Discurso perante o Congresso Nacional, logo após sua vitória no Colégio
Eleitoral sobre o deputado Paulo Maluf, 15 de janeiro de 1985

“Com o êxtase e o terror de haver sido o escolhido,
como diria Verlaine, entrego-me hoje ao serviço da nação”.
Idem

“Esta foi a última eleição indireta do país”.
Idem

“Ainda que o movimento de 1964 tivesse transformado a nossa pátria em um paraíso,
eu não me arrependo de lhe ter feito oposição. Para meu ideário político, o valor absoluto da
vida é a liberdade. O paraíso, se estiver cercado, será sempre o inferno”.
Ao receber o título de Personalidade do Ano, da Associação Brasileira de Propaganda, em março de 1984

“Cada governo tem a oposição que merece. A um governo duro, intransigente e intolerante
corresponde sempre uma oposição apaixonada, veemente e destrutiva”.
Do então deputado, em 1977, logo após o fechamento do Congresso Nacional
pelo presidente da República, Ernesto Geisel

“O meu MDB não é o MDB do senhor Arraes e o MDB do senhor Arraes não é o meu,
e nós dois sabemos disso há muito tempo”.
Às vésperas da reforma partidária de 1979, que desaguaria na criação do PP

“Nós somos amigos há mais de trinta anos e nos últimos dez sempre
disputamos a liderança do partido. Eu comandando os moderados e eles os radicais.
Neste momento, só eu tenho a liderança das duas alas. Mas não me arriscaria a deixar o governo de
Minas Gerais e enfrentar uma candidatura à Presidência da República se o Ulysses não me apoiasse”.
Sobre o presidente do PMDB, Ulysses Guimarães, em 1984

“Não se tira o sapato antes de chegar ao rio.
Mas também ninguém chega ao Rubicão para pescar”.
Muitas vezes para amigos, políticos e colaboradores

“Podem ficar tranquilos.
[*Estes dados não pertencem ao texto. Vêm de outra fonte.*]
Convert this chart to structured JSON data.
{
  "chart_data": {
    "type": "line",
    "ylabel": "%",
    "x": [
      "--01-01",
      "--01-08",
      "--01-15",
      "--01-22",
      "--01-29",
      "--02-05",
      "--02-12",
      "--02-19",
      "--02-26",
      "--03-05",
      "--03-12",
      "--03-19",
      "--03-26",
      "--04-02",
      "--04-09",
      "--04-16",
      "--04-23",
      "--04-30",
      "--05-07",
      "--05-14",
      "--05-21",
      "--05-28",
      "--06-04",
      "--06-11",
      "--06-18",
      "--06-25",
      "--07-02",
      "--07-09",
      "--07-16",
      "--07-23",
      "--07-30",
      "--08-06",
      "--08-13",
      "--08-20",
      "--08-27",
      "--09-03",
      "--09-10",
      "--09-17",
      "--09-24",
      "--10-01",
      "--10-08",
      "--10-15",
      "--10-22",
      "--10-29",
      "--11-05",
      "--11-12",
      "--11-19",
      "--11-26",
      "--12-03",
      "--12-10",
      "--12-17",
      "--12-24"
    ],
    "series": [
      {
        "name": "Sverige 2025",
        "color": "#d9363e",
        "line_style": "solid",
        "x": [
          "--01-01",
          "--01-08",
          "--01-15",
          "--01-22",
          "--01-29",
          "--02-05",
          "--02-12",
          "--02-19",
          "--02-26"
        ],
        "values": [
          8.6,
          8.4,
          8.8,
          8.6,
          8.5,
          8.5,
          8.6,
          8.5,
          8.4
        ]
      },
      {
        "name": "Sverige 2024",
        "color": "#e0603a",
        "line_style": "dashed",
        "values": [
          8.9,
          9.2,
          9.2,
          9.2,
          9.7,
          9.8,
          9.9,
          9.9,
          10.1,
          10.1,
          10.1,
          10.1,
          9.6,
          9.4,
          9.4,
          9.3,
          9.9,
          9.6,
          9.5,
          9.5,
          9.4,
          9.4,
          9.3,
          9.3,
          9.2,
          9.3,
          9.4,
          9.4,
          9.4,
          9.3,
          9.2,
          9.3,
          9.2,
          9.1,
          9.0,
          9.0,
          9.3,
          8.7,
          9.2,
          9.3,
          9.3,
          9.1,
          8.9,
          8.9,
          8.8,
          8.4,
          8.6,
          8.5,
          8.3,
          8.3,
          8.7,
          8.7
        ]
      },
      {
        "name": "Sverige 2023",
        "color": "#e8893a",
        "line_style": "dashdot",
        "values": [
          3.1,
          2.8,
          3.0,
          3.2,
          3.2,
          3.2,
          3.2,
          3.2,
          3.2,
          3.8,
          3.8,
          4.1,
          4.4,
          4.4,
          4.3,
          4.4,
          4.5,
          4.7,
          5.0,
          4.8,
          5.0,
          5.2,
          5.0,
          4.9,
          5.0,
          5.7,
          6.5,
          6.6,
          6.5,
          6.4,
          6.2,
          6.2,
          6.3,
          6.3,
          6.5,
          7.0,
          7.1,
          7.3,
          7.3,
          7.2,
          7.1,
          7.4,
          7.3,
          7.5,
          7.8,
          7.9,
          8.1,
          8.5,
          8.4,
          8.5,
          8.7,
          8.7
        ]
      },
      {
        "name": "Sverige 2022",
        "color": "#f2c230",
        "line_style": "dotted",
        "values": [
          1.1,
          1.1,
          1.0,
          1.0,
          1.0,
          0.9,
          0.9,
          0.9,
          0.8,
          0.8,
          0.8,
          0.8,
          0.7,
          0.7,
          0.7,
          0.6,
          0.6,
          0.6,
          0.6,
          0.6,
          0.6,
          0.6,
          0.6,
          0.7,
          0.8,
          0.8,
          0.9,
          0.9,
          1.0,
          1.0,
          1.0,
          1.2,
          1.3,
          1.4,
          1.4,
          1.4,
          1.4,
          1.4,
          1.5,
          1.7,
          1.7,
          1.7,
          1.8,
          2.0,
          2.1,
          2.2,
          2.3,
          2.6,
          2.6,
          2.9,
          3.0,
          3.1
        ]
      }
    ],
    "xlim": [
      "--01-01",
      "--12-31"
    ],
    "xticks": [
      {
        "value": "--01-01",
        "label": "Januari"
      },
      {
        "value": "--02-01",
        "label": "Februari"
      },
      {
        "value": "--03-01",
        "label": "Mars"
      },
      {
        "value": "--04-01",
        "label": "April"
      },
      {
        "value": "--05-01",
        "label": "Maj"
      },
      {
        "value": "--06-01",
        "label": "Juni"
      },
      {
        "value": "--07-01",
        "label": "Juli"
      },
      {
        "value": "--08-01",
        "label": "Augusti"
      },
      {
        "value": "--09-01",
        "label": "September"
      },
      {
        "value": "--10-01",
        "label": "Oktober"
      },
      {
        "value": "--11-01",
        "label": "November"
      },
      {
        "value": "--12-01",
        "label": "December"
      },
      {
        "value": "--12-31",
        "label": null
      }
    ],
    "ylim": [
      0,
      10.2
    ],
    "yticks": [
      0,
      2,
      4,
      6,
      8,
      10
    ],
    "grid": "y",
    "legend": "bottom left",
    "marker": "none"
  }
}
Vou ser presidente nos mesmos termos do marechal Deodoro:
meus ministros vão poder fazer tudo, menos o que eu não quiser que façam”.
A um grupo de parlamentares do PMDB, em março de 1985

“Nosso propósito é o de presidir um grande acordo nacional para a transformação do Brasil
num país restaurado em sua honra, em sua riqueza e em sua dignidade”.
Discurso na convenção do PMDB, em agosto de 1984,
ao ser indicado oficialmente candidato do partido à Presidência da República

“A esperança é o único patrimônio dos deserdados,
e é a ela que recorrem as nações, ao ressurgirem dos desastres históricos”.
Idem

“Até agora ele só enfrentou amadores, não enfrentou ninguém profissional”.
A um jornalista que se referiu à fama de imbatível do deputado Paulo Maluf

“O meu será um governo de centro, com tendências para a esquerda conservadora”.
Após sua escolha como primeiro-ministro do governo João Goulart, em 1961

“Nação sem Constituição oriunda do coração de seu povo é nação mutilada na sua dignidade cívica,
violentada na sua cultura e humilhada em face de sua consciência democrática”.
Ao desperdir-se do Senado, em março de 1983, para assumir o governo de Minas

“E então, vamos conversar? Mas não em sigilo. Esta é a maneira nais rápida,
eficiente e segura de se propagar por todo o país quem disse, o que e onde”.
A um grupo de jornalistas

“Não é nada disso, minha filha. Macho é hoje uma palavra unissex”.
À deputada Ruth Escobar, desculpando-se por ter dito que a
campanha eleitoral era “uma luta para machos”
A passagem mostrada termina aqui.